Emapalumab-lzsg (Gamifant) is an interferon gamma (IFNy)-blocking antibody that is indicated for the treatment of the following:

  • Primary hemophagocytic lymphohistiocytosis (HLH) in clients who have refractory, recurrent, or progressive disease or intolerance of conventional HLH therapy
  • HLH or macrophage activation syndrome (MAS) in clients who have known or suspected Still’s disease (including systemic juvenile idiopathic arthritis [sJIA]) and an inadequate response to or intolerance of glucocorticoids or recurrent MAS

Authorization Requirements

Texas Medicaid will approve prior authorization requests for up to six months of initial therapy if the client has one of the diagnoses listed below:

  • Primary HLH (diagnosis code D761), diagnosed based on one of the following:
    • Genetic mutation of the gene known to cause primary HLH (e.g., PRF1, UNC13D, STX11, or STXBP2) or a family history consistent with primary HLH
    • Confirmation of at least five of the following criteria:
      • Fever ≥ 101.3 °F
      • Splenomegaly
      • Cytopenia defined by at least two of the following: Hemoglobin < 9 g/dl, platelet count < 100 x 109 /L, or neutrophils < 1 x 109
      • Fasting triglycerides > 265 mg/dl or fibrinogen ≤ 1.5 g/L
      • Hemophagocytosis in the liver, bone marrow, spleen, or lymph node
      • Low or absent natural killer (NK) cell activity
      • Serum ferritin concentration ≥ 500 mg/L
      • High plasma concentration of soluble CD25 (i.e., soluble interleukin-2 receptor) > 2,400 U/mL
  • HLH or MAS in Still’s disease, diagnosed based on the following:
    • A diagnosis of HLH along with a confirmed or suspected diagnosis of systemic juvenile idiopathic arthritis or adult onset of Still’s disease
    • A diagnosis of active MAS with ferritin level greater than 684 ng/mL and any of two of the four laboratory criteria listed below:
      • Platelet count ≤ 181 x 109/L
      • Aspartate aminotransferase (AST) > 48 U/L
      • Triglycerides > 156 mg/dL
      • Fibrinogen levels ≤ 360 mg/dL
  • An inadequate response to high-dose IV glucocorticoids
  • No active infections caused by specific pathogens favored by IFNy neutralizations (such as mycobacteria and Histoplasma capsulatum).

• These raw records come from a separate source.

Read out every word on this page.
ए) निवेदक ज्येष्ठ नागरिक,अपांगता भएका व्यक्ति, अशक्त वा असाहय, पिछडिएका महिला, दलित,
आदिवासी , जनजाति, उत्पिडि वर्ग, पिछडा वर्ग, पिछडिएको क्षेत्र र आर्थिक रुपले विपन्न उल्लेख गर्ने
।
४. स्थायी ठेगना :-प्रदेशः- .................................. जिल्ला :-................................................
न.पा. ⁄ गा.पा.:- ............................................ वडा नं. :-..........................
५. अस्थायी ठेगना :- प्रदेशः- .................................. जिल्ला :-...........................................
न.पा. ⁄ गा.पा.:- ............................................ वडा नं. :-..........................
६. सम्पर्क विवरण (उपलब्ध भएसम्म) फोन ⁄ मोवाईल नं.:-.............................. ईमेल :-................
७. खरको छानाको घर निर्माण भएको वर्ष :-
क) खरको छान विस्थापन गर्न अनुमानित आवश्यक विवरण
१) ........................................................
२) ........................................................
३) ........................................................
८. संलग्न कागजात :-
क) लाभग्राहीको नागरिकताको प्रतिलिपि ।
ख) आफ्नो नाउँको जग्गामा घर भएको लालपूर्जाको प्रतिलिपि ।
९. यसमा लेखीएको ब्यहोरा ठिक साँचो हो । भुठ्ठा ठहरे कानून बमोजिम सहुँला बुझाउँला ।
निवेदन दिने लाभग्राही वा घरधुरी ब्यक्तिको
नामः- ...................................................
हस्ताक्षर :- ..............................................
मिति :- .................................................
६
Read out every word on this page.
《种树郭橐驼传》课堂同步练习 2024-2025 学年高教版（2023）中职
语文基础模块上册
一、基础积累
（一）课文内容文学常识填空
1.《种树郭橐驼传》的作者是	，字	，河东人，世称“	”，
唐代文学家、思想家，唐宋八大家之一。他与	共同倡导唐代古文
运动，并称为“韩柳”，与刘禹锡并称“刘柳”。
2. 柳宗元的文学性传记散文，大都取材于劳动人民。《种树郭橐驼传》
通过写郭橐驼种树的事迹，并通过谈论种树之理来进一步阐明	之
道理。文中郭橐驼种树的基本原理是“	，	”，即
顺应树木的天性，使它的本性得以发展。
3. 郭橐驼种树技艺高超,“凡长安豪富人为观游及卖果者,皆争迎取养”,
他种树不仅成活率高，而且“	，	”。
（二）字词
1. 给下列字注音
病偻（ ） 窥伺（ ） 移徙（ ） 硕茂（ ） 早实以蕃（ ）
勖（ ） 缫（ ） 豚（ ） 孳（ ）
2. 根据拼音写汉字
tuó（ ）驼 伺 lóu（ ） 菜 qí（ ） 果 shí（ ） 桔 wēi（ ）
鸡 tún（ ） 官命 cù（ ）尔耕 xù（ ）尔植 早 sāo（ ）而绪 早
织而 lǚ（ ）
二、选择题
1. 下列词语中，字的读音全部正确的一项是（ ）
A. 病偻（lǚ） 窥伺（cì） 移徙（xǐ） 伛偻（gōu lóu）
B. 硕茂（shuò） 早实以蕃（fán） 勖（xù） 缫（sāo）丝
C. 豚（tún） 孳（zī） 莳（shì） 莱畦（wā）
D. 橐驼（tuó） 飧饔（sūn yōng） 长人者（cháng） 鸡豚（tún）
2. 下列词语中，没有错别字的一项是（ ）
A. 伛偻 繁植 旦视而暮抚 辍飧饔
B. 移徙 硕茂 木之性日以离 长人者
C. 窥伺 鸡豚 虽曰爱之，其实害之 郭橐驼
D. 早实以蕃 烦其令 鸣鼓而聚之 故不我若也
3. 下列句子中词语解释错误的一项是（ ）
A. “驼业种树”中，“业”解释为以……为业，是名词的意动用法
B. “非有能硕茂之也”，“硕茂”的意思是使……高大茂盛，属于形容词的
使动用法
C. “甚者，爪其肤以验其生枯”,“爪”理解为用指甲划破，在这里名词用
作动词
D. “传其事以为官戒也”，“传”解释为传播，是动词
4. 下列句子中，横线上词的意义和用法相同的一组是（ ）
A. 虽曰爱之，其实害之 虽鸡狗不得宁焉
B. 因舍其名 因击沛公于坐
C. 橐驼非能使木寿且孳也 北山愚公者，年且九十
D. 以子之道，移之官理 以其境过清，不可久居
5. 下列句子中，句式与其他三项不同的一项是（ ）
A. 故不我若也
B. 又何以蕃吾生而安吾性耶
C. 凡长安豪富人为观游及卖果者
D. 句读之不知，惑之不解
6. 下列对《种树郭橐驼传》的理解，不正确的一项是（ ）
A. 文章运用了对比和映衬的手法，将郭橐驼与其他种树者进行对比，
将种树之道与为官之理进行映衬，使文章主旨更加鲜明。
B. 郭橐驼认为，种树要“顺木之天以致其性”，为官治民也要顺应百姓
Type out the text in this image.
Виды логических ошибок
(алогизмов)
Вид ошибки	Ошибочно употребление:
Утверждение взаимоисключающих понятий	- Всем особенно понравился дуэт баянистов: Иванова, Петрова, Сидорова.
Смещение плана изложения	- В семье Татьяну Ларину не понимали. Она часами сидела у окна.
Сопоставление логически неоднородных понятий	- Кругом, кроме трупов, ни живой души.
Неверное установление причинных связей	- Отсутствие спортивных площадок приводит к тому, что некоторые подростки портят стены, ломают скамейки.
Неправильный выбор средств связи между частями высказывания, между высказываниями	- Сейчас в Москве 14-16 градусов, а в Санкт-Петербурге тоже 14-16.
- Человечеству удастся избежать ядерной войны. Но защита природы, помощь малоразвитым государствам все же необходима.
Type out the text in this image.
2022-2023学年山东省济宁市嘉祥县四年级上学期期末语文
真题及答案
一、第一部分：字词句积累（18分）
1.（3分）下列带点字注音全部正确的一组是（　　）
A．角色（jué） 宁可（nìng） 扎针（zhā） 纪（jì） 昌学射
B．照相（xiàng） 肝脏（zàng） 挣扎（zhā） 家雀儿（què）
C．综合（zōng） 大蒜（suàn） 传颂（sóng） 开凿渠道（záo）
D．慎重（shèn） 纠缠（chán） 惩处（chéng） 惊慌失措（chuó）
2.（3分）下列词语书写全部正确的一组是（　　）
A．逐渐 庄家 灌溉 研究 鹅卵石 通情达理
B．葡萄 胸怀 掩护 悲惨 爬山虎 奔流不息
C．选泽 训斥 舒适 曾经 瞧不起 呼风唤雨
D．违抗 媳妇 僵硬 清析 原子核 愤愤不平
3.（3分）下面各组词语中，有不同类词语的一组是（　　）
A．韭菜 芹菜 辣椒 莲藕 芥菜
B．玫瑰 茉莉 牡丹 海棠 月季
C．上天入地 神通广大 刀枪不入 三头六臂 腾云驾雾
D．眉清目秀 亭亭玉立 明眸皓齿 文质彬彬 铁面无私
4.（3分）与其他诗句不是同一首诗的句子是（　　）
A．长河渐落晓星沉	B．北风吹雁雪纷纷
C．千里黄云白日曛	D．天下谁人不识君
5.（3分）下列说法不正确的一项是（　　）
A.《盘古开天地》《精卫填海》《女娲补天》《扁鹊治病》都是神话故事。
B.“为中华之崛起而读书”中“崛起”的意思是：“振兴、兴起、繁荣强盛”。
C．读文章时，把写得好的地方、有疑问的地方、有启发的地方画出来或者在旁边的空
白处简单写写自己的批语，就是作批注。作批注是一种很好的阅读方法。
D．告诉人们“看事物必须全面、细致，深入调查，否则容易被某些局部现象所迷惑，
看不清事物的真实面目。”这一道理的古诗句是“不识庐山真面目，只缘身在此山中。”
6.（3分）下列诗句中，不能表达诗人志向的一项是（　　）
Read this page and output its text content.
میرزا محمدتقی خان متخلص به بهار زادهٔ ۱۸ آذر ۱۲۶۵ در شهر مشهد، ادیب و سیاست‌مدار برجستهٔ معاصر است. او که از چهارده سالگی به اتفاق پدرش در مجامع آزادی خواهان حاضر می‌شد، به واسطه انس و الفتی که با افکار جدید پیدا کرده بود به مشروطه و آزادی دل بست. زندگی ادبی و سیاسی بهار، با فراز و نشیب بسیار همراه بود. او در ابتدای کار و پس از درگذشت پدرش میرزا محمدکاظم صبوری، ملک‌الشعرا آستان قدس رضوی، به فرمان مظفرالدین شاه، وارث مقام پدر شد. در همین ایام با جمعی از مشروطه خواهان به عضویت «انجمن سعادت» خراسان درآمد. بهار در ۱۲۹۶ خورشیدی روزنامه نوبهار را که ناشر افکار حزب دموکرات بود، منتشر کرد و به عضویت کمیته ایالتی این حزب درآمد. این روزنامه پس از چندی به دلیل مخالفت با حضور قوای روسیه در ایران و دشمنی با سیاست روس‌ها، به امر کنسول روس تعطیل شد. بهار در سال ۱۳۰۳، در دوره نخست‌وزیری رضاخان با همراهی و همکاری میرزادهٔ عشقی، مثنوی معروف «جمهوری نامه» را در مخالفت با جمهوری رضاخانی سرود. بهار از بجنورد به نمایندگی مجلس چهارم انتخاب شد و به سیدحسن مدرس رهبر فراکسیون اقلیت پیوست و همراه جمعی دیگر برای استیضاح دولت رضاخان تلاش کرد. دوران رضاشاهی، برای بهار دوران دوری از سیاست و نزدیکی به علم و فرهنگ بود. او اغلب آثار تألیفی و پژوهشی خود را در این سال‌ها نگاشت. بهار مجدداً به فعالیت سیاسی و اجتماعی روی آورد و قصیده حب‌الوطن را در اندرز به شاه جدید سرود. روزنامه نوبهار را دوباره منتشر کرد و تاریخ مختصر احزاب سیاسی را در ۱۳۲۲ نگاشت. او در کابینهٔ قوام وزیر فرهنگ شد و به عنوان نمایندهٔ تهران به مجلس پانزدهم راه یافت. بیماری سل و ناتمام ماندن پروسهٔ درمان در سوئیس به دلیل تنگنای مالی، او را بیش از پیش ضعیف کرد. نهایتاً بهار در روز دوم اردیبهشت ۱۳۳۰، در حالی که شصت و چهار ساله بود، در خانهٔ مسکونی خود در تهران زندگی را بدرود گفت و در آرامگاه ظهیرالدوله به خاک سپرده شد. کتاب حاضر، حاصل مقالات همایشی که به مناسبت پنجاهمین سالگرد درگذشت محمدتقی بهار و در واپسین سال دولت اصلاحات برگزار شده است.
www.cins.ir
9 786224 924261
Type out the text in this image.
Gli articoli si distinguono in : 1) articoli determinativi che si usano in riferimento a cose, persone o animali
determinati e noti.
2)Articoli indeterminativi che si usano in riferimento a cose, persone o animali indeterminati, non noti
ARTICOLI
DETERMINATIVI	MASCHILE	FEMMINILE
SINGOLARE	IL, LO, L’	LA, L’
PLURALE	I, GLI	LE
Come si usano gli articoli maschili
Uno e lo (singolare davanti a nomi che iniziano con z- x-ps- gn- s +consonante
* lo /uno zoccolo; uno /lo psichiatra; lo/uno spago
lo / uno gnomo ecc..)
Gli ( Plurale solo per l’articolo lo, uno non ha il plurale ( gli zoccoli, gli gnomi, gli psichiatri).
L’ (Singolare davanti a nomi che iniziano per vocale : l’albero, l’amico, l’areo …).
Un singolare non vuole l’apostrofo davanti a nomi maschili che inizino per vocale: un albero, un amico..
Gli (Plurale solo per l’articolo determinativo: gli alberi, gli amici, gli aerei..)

Providers must submit prior authorization requests for procedure code J9210 with one or more of the following diagnosis codes:

Diagnosis Codes
D761M061M0820M08211M08212M08219M08221
M08222M08229M08231M08232M08239M08241M08242
M08249M08251M08252M08259M08261M08262M08269
M08271M08272M08279M0828M0829  

Renewal or Continuation Therapy

Prior authorization requests for renewal or continuation therapy with emapalumab-lzsg (Gamifant) must include documentation that the client:

  • Continues to meet the initial approval criteria.
  • Continues to require emapalumab-lzsg (Gamifant) as HLA treatment.

Texas Medicaid will not approve prior authorization for renewal or continuation therapy after the initiation of hematopoietic stem cell transplant (HSCT) or if the treatment for HLH or MAS becomes unnecessary.